Back in March of 2020, while I was a Twitch and livestreaming reporter at The Verge, I saw that trend in the data:
We are in the early days of something so big that it’s really impossible to conceptualize how it’s going to change the world. Even so, there are some things we can measure now, like Twitch.
According to the streaming software company StreamElements — which conducts regular surveys of the streaming landscape with its analytics partner Arsenal.gg — viewership on Twitch is up. By a lot. Over the last week, it’s increased by a full 10 percent. As StreamElements CEO Doron Nir wrote in an email, that reflects “the popularity of the livestreaming medium now that people are consuming higher volumes of entertainment at home.” Translation: because we all have to stay inside now to flatten the coronavirus’s infection curve, everyone is watching streams. Nir writes that he expects those numbers to increase with the number of stay-at-home mandates issued by governments around the world.

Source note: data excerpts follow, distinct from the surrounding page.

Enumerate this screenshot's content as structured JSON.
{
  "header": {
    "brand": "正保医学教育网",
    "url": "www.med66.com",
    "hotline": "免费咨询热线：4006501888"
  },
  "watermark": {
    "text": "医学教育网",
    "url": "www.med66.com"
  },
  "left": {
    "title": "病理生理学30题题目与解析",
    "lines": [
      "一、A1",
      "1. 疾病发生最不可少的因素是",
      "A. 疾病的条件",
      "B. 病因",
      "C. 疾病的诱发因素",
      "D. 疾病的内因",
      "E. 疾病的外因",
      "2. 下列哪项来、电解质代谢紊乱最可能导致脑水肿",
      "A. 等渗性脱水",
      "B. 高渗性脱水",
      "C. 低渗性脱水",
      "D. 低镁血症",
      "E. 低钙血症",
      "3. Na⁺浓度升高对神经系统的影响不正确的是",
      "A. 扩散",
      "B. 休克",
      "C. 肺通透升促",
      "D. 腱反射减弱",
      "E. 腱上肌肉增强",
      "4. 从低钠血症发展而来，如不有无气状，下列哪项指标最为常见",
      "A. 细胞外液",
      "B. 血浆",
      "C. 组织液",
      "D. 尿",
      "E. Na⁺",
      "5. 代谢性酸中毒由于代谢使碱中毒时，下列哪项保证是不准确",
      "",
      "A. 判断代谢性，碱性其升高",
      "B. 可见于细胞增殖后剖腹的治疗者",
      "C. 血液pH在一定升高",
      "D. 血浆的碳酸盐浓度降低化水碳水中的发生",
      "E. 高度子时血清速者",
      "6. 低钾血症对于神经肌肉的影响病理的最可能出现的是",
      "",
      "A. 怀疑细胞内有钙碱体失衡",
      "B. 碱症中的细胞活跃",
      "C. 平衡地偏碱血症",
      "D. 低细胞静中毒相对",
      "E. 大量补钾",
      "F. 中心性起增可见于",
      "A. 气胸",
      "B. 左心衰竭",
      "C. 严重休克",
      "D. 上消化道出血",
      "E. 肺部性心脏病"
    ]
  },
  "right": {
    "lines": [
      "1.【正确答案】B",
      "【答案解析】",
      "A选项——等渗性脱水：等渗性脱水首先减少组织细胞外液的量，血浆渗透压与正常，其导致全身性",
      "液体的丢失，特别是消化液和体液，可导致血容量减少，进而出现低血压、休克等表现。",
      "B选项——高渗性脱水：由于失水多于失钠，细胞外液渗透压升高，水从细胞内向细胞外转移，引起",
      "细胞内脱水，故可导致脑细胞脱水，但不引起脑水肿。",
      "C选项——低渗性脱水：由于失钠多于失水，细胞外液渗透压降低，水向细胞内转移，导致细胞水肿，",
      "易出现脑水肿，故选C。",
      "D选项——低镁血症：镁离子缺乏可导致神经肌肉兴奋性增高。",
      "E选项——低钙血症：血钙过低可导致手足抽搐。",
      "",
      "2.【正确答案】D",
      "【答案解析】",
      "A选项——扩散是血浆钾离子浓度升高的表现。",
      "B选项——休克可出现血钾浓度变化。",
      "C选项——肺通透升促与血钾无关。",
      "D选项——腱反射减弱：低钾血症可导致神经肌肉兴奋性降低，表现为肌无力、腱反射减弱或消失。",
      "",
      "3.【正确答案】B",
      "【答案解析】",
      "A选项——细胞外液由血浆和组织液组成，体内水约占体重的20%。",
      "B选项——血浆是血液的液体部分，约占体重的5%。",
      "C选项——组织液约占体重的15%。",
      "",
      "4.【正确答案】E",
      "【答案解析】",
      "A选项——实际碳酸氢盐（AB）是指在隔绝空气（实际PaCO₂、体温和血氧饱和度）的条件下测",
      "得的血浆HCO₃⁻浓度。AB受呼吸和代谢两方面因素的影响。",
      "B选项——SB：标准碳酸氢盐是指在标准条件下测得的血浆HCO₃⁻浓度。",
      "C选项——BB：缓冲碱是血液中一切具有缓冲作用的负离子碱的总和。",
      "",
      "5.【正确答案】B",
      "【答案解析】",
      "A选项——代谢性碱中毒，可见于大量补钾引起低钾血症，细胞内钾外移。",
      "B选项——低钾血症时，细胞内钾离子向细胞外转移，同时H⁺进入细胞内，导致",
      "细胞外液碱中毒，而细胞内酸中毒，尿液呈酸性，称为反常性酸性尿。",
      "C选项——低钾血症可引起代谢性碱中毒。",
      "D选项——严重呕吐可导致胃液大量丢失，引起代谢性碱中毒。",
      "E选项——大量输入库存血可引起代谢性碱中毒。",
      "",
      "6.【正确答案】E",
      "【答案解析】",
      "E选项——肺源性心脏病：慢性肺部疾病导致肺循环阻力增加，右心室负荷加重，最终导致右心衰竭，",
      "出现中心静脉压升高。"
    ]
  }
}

This was just after the lockdowns in the U.S. started. And Nir turned out to be right: viewership numbers just kept going up. I think the number of content creators did too.
I think that changed relation to content creation and consumption also changed a lot of people’s relationship to social media. The lockdowns have largely ended, but the content creators remain. And to be a content creator, you have to influence people to consume your content6. Which is why social media can largely feel like an endless sea of ads and self-promotion. It doesn't help that this is a good thing from the platform point of view: if they offer monetization, they get a cut of every parasocial relationship. What I'm trying to say is that social media feels professionalized. It’s not just for making friends or keeping up with people.
Which, to bring things back to Bluesky, is why that particular platform feels alive. At least right now. It’s decidedly unprofessional. Aside from James Gunn, who’s currently promoting the new Flash movie on there. As more people join, though, I’m curious how the site will change. It’s just another avenue for promotion, right?
Anyway. This is all just a theory. But I can tell you that I’ve felt my relationship to social media change dramatically over the last 3 years. Obviously I use it to promote the things I spend more time on; I am a part of the problem I have just identified. But to me the move to professionalize social media — to turn it solely into a marketing channel — is also one that says you have a healthy relationship to the platform you’re posting on. It says your priorities are elsewhere, with your more involved efforts. I’d rather be judged by my podcast episodes than my shitposts.
It’s all a mess. I’ve been thinking pretty hard about what I want out of this upcoming phase of the internet. I think social media is dead, at least in its original incarnation. What’s next is an open question — one that I hope I can find a good answer for. I hope you find one too.
With love,
Bijan
It’s built on an open protocol, but it’s still pretty early days — we’ll see how the network shapes up.
Yes, it has quote-posts.
Before Musk bought Twitter, the idea was to move it to this same decentralized platform for interoperability, etc.
And yes, being misunderstood by bad-faith weirdos is them creating content for other bad-faith weirdos.